Qui di seguito viene discusso un esempio di valutazione del rischio, comparando tra loro 7 aziende presenti nel mercato azionario:

  1. GSK (GlaxoSmithKline)
  2. SNY (Sanofi)
  3. JNJ (Johnson & Johnson)
  4. PFE (Pfizer)
  5. BMY (Bristol-Myers Squibb Co)
  6. RO (Roche Holding AG)
  7. NVS (Novartis)

Tutti i dati sono stati valutati dal 2014 al 2019 e per i dati 2020-2021 si è proceduto a valutare il rischio supponendo che il valore percentuale di variazione si mantenesse. I dati 2020-2021 non sono quindi da ritenersi definitivi e/o validi ma costituiscono solo un’indicazione, per l’investitore, da valutare quartile dopo quartile.

Per il calcolo del rischio di investimento si è preso in considerazione il valore contabile delle varie aziende dichiarato nei loro bilanci. Inoltre è stato preso in considerazione il valore di capitalizzazione di mercato delle sette aziende per ogni anno.

La formula utilizzata per il calcolo del rischio annuale è la seguente:

\( RISK = 1-\frac{1}{MC/BV} \)

In cui:

  • \( RISK \) è il rischio associato all’investimento;
  • \( MC \) è la capitalizzazione di mercato delle società;
  • \( BV \) è il valore contabile delle società.

La formula precedente è stata valutata previa conversione di tutti i valori in dollari.

Nelle figura seguente vengono mostrati i risultati.

Figura 1. Grafici rappresentanti il rischio calcolato per le 7 aziende farmaceutiche di interesse.

Come si può notare le aziende a rischio minore nel 2019 sono BMY e SNY. In generale SNY si è mostrata sempre a rischio minore rispetto a tutte le altre società, in modo costante nel tempo, sebbene con rischio in crescita dal 2017. Ciò dimostra che Sanofi riesce a tenere, in termini di crescita di valore contabile, il prezzo che il mercato le attribuisce. A fronte di un investimento di 100\$ su SNY per esempio, nel caso dovesse essere liquidata l’intera azienda, rimarrebbero disponibili circa 50\$ (2019), mentre per BMY rimarrebbero meno di 40\$ (2019).

Tuttavia se il trend di rischio di BMY si mantiene allora il grafico è destinato a calare, che in effetti, in base alle dichiarazioni dell’ultimo quartile Q3 2020, è quello che sta succedendo. Sembrerebbe quindi che BMY stia facendo uscire celermente gli investitori dalla condizione di rischio in cui si trovavano nel 2017.
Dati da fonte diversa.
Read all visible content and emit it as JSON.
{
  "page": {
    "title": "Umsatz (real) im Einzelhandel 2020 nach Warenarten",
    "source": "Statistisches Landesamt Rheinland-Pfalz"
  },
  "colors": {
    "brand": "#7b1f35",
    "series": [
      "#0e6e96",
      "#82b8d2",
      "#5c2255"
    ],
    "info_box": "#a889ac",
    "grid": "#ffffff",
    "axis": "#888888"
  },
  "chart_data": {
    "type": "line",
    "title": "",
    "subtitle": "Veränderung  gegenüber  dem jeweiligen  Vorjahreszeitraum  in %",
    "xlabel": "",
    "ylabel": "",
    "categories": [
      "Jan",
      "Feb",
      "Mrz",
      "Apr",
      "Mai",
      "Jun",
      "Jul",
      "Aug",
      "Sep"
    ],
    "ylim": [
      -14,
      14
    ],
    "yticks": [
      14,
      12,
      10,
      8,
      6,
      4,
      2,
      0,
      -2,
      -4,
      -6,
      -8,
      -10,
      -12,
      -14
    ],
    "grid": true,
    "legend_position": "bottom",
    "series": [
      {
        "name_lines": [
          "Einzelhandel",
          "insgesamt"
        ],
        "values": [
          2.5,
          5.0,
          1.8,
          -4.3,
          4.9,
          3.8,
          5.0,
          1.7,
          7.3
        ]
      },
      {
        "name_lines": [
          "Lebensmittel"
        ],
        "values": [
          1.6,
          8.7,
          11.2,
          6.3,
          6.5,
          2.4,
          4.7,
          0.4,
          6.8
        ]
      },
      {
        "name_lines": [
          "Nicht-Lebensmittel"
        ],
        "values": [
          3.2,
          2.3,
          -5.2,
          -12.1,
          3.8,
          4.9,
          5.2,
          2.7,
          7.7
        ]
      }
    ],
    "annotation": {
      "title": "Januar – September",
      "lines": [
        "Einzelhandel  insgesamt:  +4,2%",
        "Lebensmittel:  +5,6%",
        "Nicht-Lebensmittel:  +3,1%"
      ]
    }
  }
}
Se è vero che il rischio è alto per le restanti aziende è anche vero che non è l’unico parametro che conta quando si decide l’investimento, la qual cosa è ben testimoniata da BMY. Andrebbe infatti anche valutato se le aziende sono in grado di far uscire l’investitore da una brutta condizione di rischio, oppure se tendono a fargli aumentare il rischio sul capitale investito.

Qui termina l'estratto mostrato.